Rachel Constantine
Rachel Constantine is an American painter, based in Philadelphia. She is known for realist and classical works.
Works
Her artwork has been exhibited in the Philadelphia Museum of Art, the Pennsylvania Academy of the Fine Arts Museum, the Philadelphia Sketch Club, and the Woodmere Art Museum in Chestnut Hill, PA. Her painting "Self Portrait with a Man" was purchased by The Pennsylvania Academy of the Fine Arts for their permanent collection.In 2006, Constantine was invited to exhibit in Artworks Gallery at the Philadelphia Museum of Art as the local complement to the museum's exhibition: Wyeth: Memory and Magic.
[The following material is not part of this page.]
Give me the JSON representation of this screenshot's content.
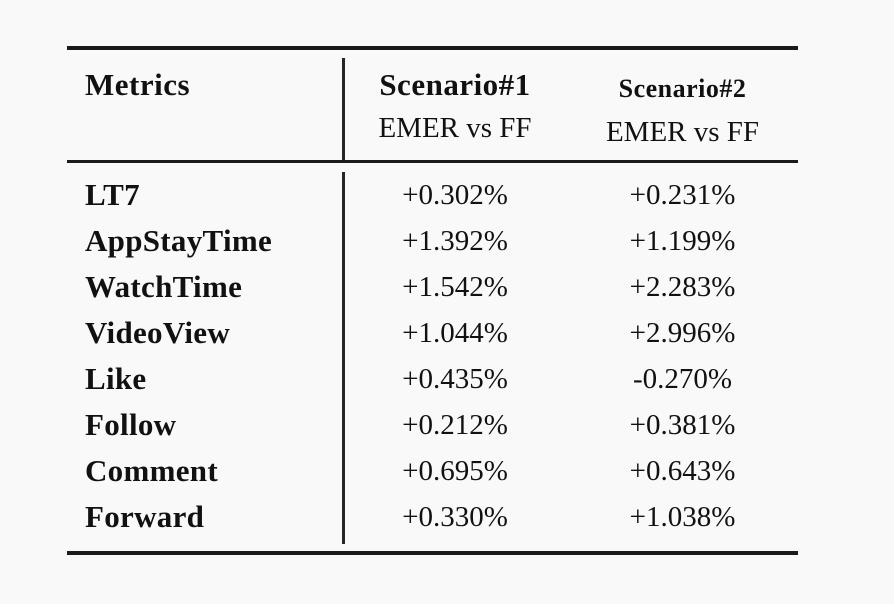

Her work can be found in The Vivian O. and Meyer P. Potamkin Collection in the Pennsylvania Academy of the Fine Arts, and is featured in the book Alla Prima: A Contemporary Guide to Traditional Direct Painting written by Al Gury, the chairman of the Pennsylvania Academy's painting department.
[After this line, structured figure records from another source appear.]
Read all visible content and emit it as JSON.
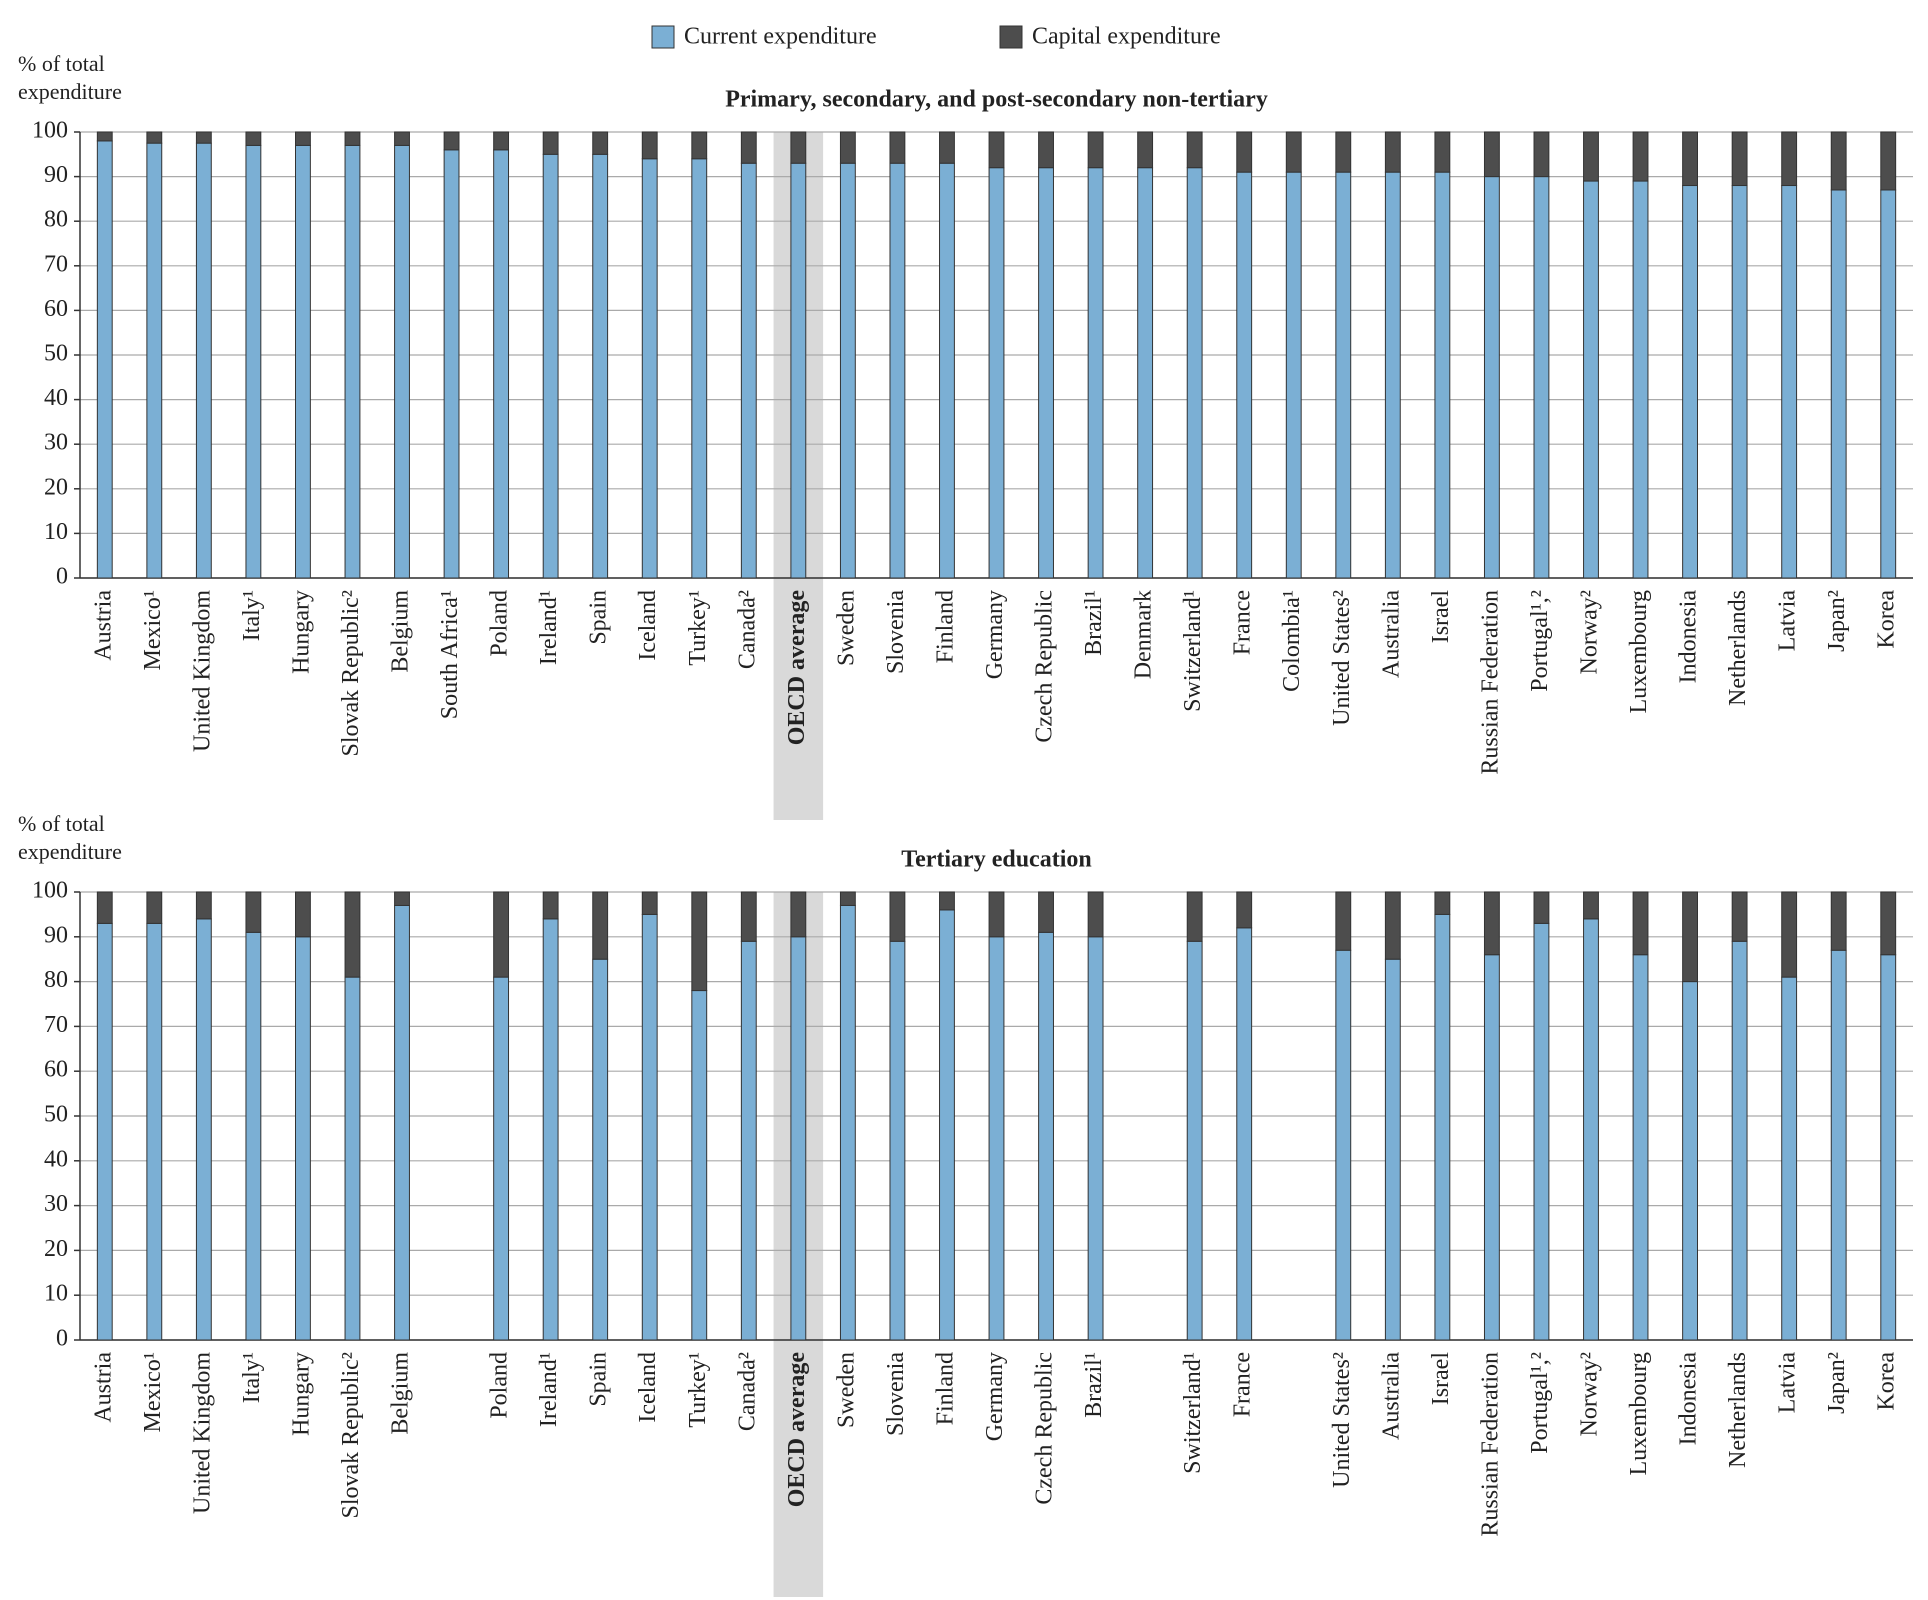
{
  "chart_data": [
    {
      "type": "stacked_bar",
      "title": "Primary, secondary, and post-secondary non-tertiary",
      "ylabel": "% of total expenditure",
      "categories": [
        "Austria",
        "Mexico¹",
        "United Kingdom",
        "Italy¹",
        "Hungary",
        "Slovak Republic²",
        "Belgium",
        "South Africa¹",
        "Poland",
        "Ireland¹",
        "Spain",
        "Iceland",
        "Turkey¹",
        "Canada²",
        "OECD average",
        "Sweden",
        "Slovenia",
        "Finland",
        "Germany",
        "Czech Republic",
        "Brazil¹",
        "Denmark",
        "Switzerland¹",
        "France",
        "Colombia¹",
        "United States²",
        "Australia",
        "Israel",
        "Russian Federation",
        "Portugal¹,²",
        "Norway²",
        "Luxembourg",
        "Indonesia",
        "Netherlands",
        "Latvia",
        "Japan²",
        "Korea"
      ],
      "series": [
        {
          "name": "Current expenditure",
          "color": "#7bafd4",
          "values": [
            98,
            97.5,
            97.5,
            97,
            97,
            97,
            97,
            96,
            96,
            95,
            95,
            94,
            94,
            93,
            93,
            93,
            93,
            93,
            92,
            92,
            92,
            92,
            92,
            91,
            91,
            91,
            91,
            91,
            90,
            90,
            89,
            89,
            88,
            88,
            88,
            87,
            87
          ]
        },
        {
          "name": "Capital expenditure",
          "color": "#4d4d4d",
          "values": [
            2,
            2.5,
            2.5,
            3,
            3,
            3,
            3,
            4,
            4,
            5,
            5,
            6,
            6,
            7,
            7,
            7,
            7,
            7,
            8,
            8,
            8,
            8,
            8,
            9,
            9,
            9,
            9,
            9,
            10,
            10,
            11,
            11,
            12,
            12,
            12,
            13,
            13
          ]
        }
      ],
      "highlight": 14,
      "ylim": [
        0,
        100
      ],
      "yticks": [
        0,
        10,
        20,
        30,
        40,
        50,
        60,
        70,
        80,
        90,
        100
      ],
      "grid": true
    },
    {
      "type": "stacked_bar",
      "title": "Tertiary education",
      "ylabel": "% of total expenditure",
      "categories": [
        "Austria",
        "Mexico¹",
        "United Kingdom",
        "Italy¹",
        "Hungary",
        "Slovak Republic²",
        "Belgium",
        null,
        "Poland",
        "Ireland¹",
        "Spain",
        "Iceland",
        "Turkey¹",
        "Canada²",
        "OECD average",
        "Sweden",
        "Slovenia",
        "Finland",
        "Germany",
        "Czech Republic",
        "Brazil¹",
        null,
        "Switzerland¹",
        "France",
        null,
        "United States²",
        "Australia",
        "Israel",
        "Russian Federation",
        "Portugal¹,²",
        "Norway²",
        "Luxembourg",
        "Indonesia",
        "Netherlands",
        "Latvia",
        "Japan²",
        "Korea"
      ],
      "series": [
        {
          "color": "#7bafd4",
          "values": [
            93,
            93,
            94,
            91,
            90,
            81,
            97,
            null,
            81,
            94,
            85,
            95,
            78,
            89,
            90,
            97,
            89,
            96,
            90,
            91,
            90,
            null,
            89,
            92,
            null,
            87,
            85,
            95,
            86,
            93,
            94,
            86,
            80,
            89,
            81,
            87,
            86
          ]
        },
        {
          "color": "#4d4d4d",
          "values": [
            7,
            7,
            6,
            9,
            10,
            19,
            3,
            null,
            19,
            6,
            15,
            5,
            22,
            11,
            10,
            3,
            11,
            4,
            10,
            9,
            10,
            null,
            11,
            8,
            null,
            13,
            15,
            5,
            14,
            7,
            6,
            14,
            20,
            11,
            19,
            13,
            14
          ]
        }
      ],
      "highlight": 14,
      "ylim": [
        0,
        100
      ],
      "yticks": [
        0,
        10,
        20,
        30,
        40,
        50,
        60,
        70,
        80,
        90,
        100
      ],
      "grid": true
    }
  ]
}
In her Monument, Constantine explores themes that are at once personal and timeless. The composition alludes both to the symbolic nature morte of the Baroque era and to the still lifes of Chardin. Her own sensibility adds poetry as well as an edge of modern anxiety and sadness.
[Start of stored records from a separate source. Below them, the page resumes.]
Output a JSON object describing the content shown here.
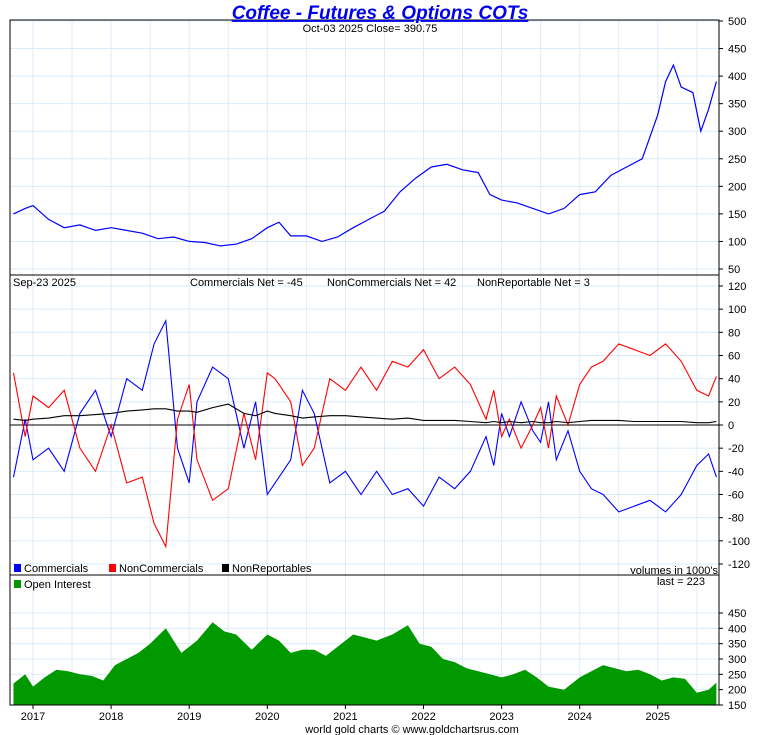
{
  "chart_data": [
    {
      "type": "line",
      "title": "Coffee - Futures & Options COTs",
      "subtitle": "Oct-03  2025   Close= 390.75",
      "ylim": [
        50,
        500
      ],
      "yticks": [
        50,
        100,
        150,
        200,
        250,
        300,
        350,
        400,
        450,
        500
      ],
      "grid": true,
      "series": [
        {
          "name": "Price",
          "color": "#0000ff",
          "x": [
            2016.75,
            2016.9,
            2017.0,
            2017.2,
            2017.4,
            2017.6,
            2017.8,
            2018.0,
            2018.2,
            2018.4,
            2018.6,
            2018.8,
            2019.0,
            2019.2,
            2019.4,
            2019.6,
            2019.8,
            2020.0,
            2020.15,
            2020.3,
            2020.5,
            2020.7,
            2020.9,
            2021.1,
            2021.3,
            2021.5,
            2021.7,
            2021.9,
            2022.1,
            2022.3,
            2022.5,
            2022.7,
            2022.85,
            2023.0,
            2023.2,
            2023.4,
            2023.6,
            2023.8,
            2024.0,
            2024.2,
            2024.4,
            2024.6,
            2024.8,
            2025.0,
            2025.1,
            2025.2,
            2025.3,
            2025.45,
            2025.55,
            2025.65,
            2025.75
          ],
          "values": [
            150,
            160,
            165,
            140,
            125,
            130,
            120,
            125,
            120,
            115,
            105,
            108,
            100,
            98,
            92,
            95,
            105,
            125,
            135,
            110,
            110,
            100,
            108,
            125,
            140,
            155,
            190,
            215,
            235,
            240,
            230,
            225,
            185,
            175,
            170,
            160,
            150,
            160,
            185,
            190,
            220,
            235,
            250,
            330,
            390,
            420,
            380,
            370,
            300,
            340,
            390
          ]
        }
      ]
    },
    {
      "type": "line",
      "title": "",
      "header": {
        "date": "Sep-23  2025",
        "commercials": "Commercials Net = -45",
        "noncommercials": "NonCommercials Net = 42",
        "nonreportable": "NonReportable Net = 3"
      },
      "ylim": [
        -120,
        120
      ],
      "yticks": [
        -120,
        -100,
        -80,
        -60,
        -40,
        -20,
        0,
        20,
        40,
        60,
        80,
        100,
        120
      ],
      "legend": [
        "Commercials",
        "NonCommercials",
        "NonReportables"
      ],
      "note": "volumes in 1000's",
      "x": [
        2016.75,
        2016.9,
        2017.0,
        2017.2,
        2017.4,
        2017.6,
        2017.8,
        2018.0,
        2018.2,
        2018.4,
        2018.55,
        2018.7,
        2018.85,
        2019.0,
        2019.1,
        2019.3,
        2019.5,
        2019.7,
        2019.85,
        2020.0,
        2020.1,
        2020.3,
        2020.45,
        2020.6,
        2020.8,
        2021.0,
        2021.2,
        2021.4,
        2021.6,
        2021.8,
        2022.0,
        2022.2,
        2022.4,
        2022.6,
        2022.8,
        2022.9,
        2023.0,
        2023.1,
        2023.25,
        2023.4,
        2023.5,
        2023.6,
        2023.7,
        2023.85,
        2024.0,
        2024.15,
        2024.3,
        2024.5,
        2024.7,
        2024.9,
        2025.1,
        2025.3,
        2025.5,
        2025.65,
        2025.75
      ],
      "series": [
        {
          "name": "Commercials",
          "color": "#0000ff",
          "values": [
            -45,
            5,
            -30,
            -20,
            -40,
            10,
            30,
            -10,
            40,
            30,
            70,
            90,
            -20,
            -50,
            20,
            50,
            40,
            -20,
            20,
            -60,
            -50,
            -30,
            30,
            10,
            -50,
            -40,
            -60,
            -40,
            -60,
            -55,
            -70,
            -45,
            -55,
            -40,
            -10,
            -35,
            10,
            -10,
            20,
            -5,
            -15,
            20,
            -30,
            -5,
            -40,
            -55,
            -60,
            -75,
            -70,
            -65,
            -75,
            -60,
            -35,
            -25,
            -45
          ]
        },
        {
          "name": "NonCommercials",
          "color": "#ff0000",
          "values": [
            45,
            -10,
            25,
            15,
            30,
            -20,
            -40,
            0,
            -50,
            -45,
            -85,
            -105,
            5,
            35,
            -30,
            -65,
            -55,
            10,
            -30,
            45,
            40,
            20,
            -35,
            -20,
            40,
            30,
            50,
            30,
            55,
            50,
            65,
            40,
            50,
            35,
            5,
            30,
            -10,
            5,
            -20,
            0,
            15,
            -20,
            25,
            0,
            35,
            50,
            55,
            70,
            65,
            60,
            70,
            55,
            30,
            25,
            42
          ]
        },
        {
          "name": "NonReportables",
          "color": "#000000",
          "values": [
            5,
            4,
            5,
            6,
            8,
            8,
            9,
            10,
            12,
            13,
            14,
            14,
            12,
            12,
            11,
            15,
            18,
            10,
            8,
            12,
            10,
            8,
            6,
            7,
            8,
            8,
            7,
            6,
            5,
            6,
            4,
            4,
            4,
            3,
            2,
            3,
            2,
            3,
            2,
            3,
            2,
            2,
            3,
            2,
            3,
            4,
            4,
            4,
            3,
            3,
            3,
            3,
            2,
            2,
            3
          ]
        }
      ]
    },
    {
      "type": "area",
      "legend": [
        "Open Interest"
      ],
      "note": "last = 223",
      "ylim": [
        150,
        450
      ],
      "yticks": [
        150,
        200,
        250,
        300,
        350,
        400,
        450
      ],
      "xticks": [
        "2017",
        "2018",
        "2019",
        "2020",
        "2021",
        "2022",
        "2023",
        "2024",
        "2025"
      ],
      "series": [
        {
          "name": "Open Interest",
          "color": "#009900",
          "x": [
            2016.75,
            2016.9,
            2017.0,
            2017.15,
            2017.3,
            2017.45,
            2017.6,
            2017.75,
            2017.9,
            2018.05,
            2018.2,
            2018.35,
            2018.5,
            2018.7,
            2018.9,
            2019.1,
            2019.3,
            2019.45,
            2019.6,
            2019.8,
            2020.0,
            2020.15,
            2020.3,
            2020.45,
            2020.6,
            2020.75,
            2020.9,
            2021.1,
            2021.25,
            2021.4,
            2021.6,
            2021.8,
            2021.95,
            2022.1,
            2022.25,
            2022.4,
            2022.55,
            2022.7,
            2022.85,
            2023.0,
            2023.15,
            2023.3,
            2023.45,
            2023.6,
            2023.8,
            2024.0,
            2024.15,
            2024.3,
            2024.45,
            2024.6,
            2024.75,
            2024.9,
            2025.05,
            2025.2,
            2025.35,
            2025.5,
            2025.65,
            2025.75
          ],
          "values": [
            220,
            250,
            210,
            240,
            265,
            260,
            250,
            245,
            230,
            280,
            300,
            320,
            350,
            400,
            320,
            360,
            420,
            390,
            380,
            330,
            380,
            360,
            320,
            330,
            330,
            310,
            340,
            380,
            370,
            360,
            380,
            410,
            350,
            340,
            300,
            290,
            270,
            260,
            250,
            240,
            250,
            265,
            240,
            210,
            200,
            240,
            260,
            280,
            270,
            260,
            265,
            250,
            230,
            240,
            235,
            190,
            200,
            223
          ]
        }
      ]
    }
  ],
  "footer": "world gold charts © www.goldchartsrus.com"
}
In her Swan Pond, the amount of thinner, oil, and so forth added to the paint has a profound effect on the quality of the brush calligraphy and the details in a painting. Broad, scumbled masses provide the setting for paint that has varying degrees of oil added to it. The gazebo, water reflection, and swans achieve their clarity because they are rendered with brushstrokes that are more thickly loaded with paint and also because that paint has a small amount of oil added. This follows the "lean to fat" concept of layering. The "fatter" final, detail touches sit on top with clarity due to the added oil, which created a sharper edge over the less oily paint beneath.